The hollow muscles also, of which the various vessels of the body are constructed, when they are deprived of their natural stimuli, or of their due degree of irritability, not only become tremulous, as the arterial pulsations of dying people; but also frequently invert their motions, as in vomiting, in hysteric suffocations, and diabetes above described.

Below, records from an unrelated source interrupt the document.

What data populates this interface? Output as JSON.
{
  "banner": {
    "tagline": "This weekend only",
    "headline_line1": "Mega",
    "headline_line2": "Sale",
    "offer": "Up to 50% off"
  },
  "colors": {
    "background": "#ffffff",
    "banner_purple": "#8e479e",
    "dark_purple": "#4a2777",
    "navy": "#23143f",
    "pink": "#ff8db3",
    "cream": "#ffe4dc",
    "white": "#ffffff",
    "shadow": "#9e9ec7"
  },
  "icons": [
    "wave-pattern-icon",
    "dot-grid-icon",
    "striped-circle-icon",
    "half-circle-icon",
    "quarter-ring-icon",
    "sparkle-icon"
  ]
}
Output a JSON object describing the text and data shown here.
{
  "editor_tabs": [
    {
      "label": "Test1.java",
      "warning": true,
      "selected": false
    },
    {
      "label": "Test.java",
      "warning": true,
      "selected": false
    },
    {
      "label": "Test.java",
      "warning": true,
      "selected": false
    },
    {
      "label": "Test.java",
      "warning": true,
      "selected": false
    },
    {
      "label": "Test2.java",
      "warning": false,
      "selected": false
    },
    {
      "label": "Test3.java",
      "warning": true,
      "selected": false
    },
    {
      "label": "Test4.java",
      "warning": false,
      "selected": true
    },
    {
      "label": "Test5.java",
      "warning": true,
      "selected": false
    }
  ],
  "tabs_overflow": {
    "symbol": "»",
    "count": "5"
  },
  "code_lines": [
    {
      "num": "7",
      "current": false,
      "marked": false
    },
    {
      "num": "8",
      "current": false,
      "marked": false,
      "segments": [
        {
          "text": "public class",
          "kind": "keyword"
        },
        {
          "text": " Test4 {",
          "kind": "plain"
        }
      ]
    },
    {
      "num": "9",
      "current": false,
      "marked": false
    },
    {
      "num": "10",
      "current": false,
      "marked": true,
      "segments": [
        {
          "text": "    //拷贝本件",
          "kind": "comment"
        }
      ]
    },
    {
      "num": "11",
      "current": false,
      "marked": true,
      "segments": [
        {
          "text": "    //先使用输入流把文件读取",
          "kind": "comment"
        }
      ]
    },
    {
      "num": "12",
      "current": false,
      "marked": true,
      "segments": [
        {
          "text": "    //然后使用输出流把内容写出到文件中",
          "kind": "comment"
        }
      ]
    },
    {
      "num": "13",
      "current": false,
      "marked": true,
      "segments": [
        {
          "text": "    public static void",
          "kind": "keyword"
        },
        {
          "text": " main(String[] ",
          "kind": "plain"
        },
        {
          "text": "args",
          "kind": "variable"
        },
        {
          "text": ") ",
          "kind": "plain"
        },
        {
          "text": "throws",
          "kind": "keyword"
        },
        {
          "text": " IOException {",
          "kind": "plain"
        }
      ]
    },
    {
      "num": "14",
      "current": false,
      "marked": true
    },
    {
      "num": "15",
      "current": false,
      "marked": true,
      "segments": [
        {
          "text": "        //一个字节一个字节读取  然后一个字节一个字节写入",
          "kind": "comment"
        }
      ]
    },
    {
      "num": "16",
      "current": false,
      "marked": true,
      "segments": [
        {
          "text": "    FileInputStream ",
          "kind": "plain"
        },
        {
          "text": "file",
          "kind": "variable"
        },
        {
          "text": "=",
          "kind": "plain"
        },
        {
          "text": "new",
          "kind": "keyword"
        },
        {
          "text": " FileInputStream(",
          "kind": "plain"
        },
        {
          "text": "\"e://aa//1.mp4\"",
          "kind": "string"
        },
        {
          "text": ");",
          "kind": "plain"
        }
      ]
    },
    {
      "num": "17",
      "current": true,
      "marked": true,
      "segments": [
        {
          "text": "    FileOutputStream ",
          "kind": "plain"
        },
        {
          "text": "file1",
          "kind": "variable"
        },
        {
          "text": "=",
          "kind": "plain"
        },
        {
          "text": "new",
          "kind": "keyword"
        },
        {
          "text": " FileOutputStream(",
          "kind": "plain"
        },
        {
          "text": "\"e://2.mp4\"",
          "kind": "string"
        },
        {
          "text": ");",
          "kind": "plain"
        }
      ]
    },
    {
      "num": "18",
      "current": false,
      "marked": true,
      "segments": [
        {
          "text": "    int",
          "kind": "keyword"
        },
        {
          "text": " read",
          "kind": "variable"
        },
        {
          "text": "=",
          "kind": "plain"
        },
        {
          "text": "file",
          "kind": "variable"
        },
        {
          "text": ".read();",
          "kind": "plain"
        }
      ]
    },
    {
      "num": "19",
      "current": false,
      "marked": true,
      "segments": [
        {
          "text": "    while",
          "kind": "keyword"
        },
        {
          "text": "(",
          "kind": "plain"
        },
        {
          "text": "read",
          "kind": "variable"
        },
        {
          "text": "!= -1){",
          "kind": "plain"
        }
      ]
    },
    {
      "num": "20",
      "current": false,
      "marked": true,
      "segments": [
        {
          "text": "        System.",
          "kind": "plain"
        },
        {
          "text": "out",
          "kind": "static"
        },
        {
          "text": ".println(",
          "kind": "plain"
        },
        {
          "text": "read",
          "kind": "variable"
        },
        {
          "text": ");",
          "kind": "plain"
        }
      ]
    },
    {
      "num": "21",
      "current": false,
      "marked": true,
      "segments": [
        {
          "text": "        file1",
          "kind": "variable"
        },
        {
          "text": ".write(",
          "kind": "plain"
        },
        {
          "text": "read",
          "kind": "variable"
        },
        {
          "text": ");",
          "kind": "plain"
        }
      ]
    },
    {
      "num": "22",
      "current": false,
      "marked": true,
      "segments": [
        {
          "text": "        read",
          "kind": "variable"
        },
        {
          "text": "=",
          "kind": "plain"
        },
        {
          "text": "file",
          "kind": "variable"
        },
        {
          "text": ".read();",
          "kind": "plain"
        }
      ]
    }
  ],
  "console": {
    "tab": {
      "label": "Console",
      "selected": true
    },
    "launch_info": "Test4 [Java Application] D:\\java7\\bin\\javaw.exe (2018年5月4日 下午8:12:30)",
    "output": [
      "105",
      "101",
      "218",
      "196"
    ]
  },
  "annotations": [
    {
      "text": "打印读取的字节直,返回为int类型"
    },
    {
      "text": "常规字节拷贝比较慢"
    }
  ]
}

I must beg your patient attention, for a few moments whilst I endeavour to explain, how the retrograde actions of our hollow muscles are the consequence of their debility; as the tremulous actions of the solid muscles are the consequence of their debility. When, through fatigue, a muscle can act no longer; the antagonist muscles, either by their inanimate elasticity, or by their animal action, draw the limb into a contrary direction: in the solid muscles, as those of locomotion, their actions are associated in tribes, which have been accustomed to synchronous action only; hence when they are fatigued, only a single contrary effort takes place; which is either tremulous, when the fatigued muscles are again immediately brought into action; or it is a pandiculation, or stretching, where they are not immediately again brought into action.

Now the motions of the hollow muscles, as they in general propel a fluid along their cavities, are associated in trains, which have been accustomed to successive actions: hence when one ring of such a muscle is fatigued from its too great debility, and is brought into retrograde action, the next ring from its association falls successively into retrograde action; and so on throughout the whole canal. See Sect. [XXV. 6].